Search for COVID-19 and Reopening Information Here

COVID-19 Data Cleaning Update

Last Updated: 04/26/2021

On April 26, 2021, New Jersey implemented an automated method to remove duplicate case reports, leading to a one-time drop of 10,442 confirmed cases from the total confirmed cumulative COVID-19 cases.

During Monday's COVID-19 briefing, Dr. Ed Lifshitz, Medical Director of the Communicable Disease Service at the NJ Department of Health, explained:

Every day, thousands of entries related to COVID-19 are made into the Department's database. Reports are received from hundreds – or even thousands - of laboratories, local health departments and healthcare providers. While checks are in place to minimize errors, inevitably a small number of inappropriate cases – overwhelmingly duplicates - are created. As part of an ongoing process, the Communicable Disease Service routinely reviews the database to correct these errors. This is reflected in our daily numbers where we typically subtract out a small number (usually in the double digits) from our previously reported total cumulative cases.

Today we are subtracting 10,442 confirmed cases leaving today's total confirmed cumulative cases lower than yesterday, and I just wanted to take a moment to explain this one time drop.

"Cleaning" of data – a process by which we continually review cases and data in our system for duplicates and errors – has been performed by the Communicable Disease Service since the beginning of the outbreak. Duplicates are identified and merged.

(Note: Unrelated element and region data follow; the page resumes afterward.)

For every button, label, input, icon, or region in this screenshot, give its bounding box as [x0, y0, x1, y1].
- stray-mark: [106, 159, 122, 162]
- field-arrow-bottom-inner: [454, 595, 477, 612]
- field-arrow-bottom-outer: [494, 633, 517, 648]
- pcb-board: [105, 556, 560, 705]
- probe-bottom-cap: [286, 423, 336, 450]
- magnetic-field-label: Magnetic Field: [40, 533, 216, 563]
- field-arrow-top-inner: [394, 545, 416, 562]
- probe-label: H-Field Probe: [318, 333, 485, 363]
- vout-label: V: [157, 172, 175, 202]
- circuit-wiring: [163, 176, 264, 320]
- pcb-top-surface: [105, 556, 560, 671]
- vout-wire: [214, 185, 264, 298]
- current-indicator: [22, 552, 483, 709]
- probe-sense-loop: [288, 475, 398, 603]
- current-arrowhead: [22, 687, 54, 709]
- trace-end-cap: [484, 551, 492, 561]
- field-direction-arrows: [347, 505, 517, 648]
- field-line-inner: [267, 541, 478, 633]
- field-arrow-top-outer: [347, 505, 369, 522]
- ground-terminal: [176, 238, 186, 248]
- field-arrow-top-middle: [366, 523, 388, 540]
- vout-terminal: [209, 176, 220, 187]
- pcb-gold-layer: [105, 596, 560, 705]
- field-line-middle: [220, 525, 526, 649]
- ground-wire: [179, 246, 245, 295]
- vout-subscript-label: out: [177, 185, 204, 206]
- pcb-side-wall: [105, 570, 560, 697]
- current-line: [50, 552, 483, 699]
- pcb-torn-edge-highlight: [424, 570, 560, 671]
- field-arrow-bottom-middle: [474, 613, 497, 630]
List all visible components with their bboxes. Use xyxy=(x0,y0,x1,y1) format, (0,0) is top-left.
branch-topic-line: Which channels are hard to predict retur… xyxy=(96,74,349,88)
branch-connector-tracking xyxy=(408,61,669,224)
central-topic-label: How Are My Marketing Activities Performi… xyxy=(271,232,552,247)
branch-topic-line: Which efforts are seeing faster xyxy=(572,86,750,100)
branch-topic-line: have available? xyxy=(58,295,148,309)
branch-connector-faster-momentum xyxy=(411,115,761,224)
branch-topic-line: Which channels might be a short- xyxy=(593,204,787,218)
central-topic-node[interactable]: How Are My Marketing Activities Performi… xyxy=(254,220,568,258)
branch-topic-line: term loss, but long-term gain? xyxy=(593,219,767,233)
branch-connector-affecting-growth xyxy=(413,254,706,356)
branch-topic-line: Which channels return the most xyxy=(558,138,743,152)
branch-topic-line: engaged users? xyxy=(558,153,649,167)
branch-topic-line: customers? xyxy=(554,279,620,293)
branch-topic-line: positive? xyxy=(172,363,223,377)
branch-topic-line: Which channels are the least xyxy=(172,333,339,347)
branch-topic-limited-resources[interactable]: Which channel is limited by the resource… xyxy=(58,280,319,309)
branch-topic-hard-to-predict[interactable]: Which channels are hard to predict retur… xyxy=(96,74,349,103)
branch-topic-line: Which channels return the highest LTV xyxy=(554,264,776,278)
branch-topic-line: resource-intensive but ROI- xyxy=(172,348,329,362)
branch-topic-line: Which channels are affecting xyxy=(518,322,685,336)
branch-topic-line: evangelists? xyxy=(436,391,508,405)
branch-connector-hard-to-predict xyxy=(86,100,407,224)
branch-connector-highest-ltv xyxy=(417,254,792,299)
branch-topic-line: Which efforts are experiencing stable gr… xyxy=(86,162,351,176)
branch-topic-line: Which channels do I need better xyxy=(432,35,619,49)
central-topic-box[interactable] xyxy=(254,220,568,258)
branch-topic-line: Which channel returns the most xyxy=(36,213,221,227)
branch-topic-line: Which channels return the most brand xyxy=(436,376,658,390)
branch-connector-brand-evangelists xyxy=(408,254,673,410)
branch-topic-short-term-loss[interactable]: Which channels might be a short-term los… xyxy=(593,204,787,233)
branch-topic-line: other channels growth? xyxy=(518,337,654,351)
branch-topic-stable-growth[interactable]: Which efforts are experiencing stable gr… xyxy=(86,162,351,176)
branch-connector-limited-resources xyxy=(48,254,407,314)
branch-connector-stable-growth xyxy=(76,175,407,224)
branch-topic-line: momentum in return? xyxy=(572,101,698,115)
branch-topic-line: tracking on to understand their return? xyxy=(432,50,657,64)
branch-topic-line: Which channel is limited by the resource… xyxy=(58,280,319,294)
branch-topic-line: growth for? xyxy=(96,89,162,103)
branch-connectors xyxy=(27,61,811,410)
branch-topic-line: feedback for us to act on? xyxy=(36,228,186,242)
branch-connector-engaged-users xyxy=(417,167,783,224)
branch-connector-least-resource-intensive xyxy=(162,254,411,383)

This cleaning has been done manually, and has been effective, however given the large number of cases in the system, it has not been possible to identify all duplicate entries and manually correct them each day.

CDS has worked with Health Information Technology staff to develop an automated method to remove these duplicate reports.

We applied this automated method to the database yesterday and this one-time drop of ~1.2% in the cumulative number of cases reported was the result.

Moving forward, this automated process will be performed on a weekly basis, to supplement the manual daily data cleaning. Since this cleaning will happen weekly, variations in in the cumulative case counts will be small.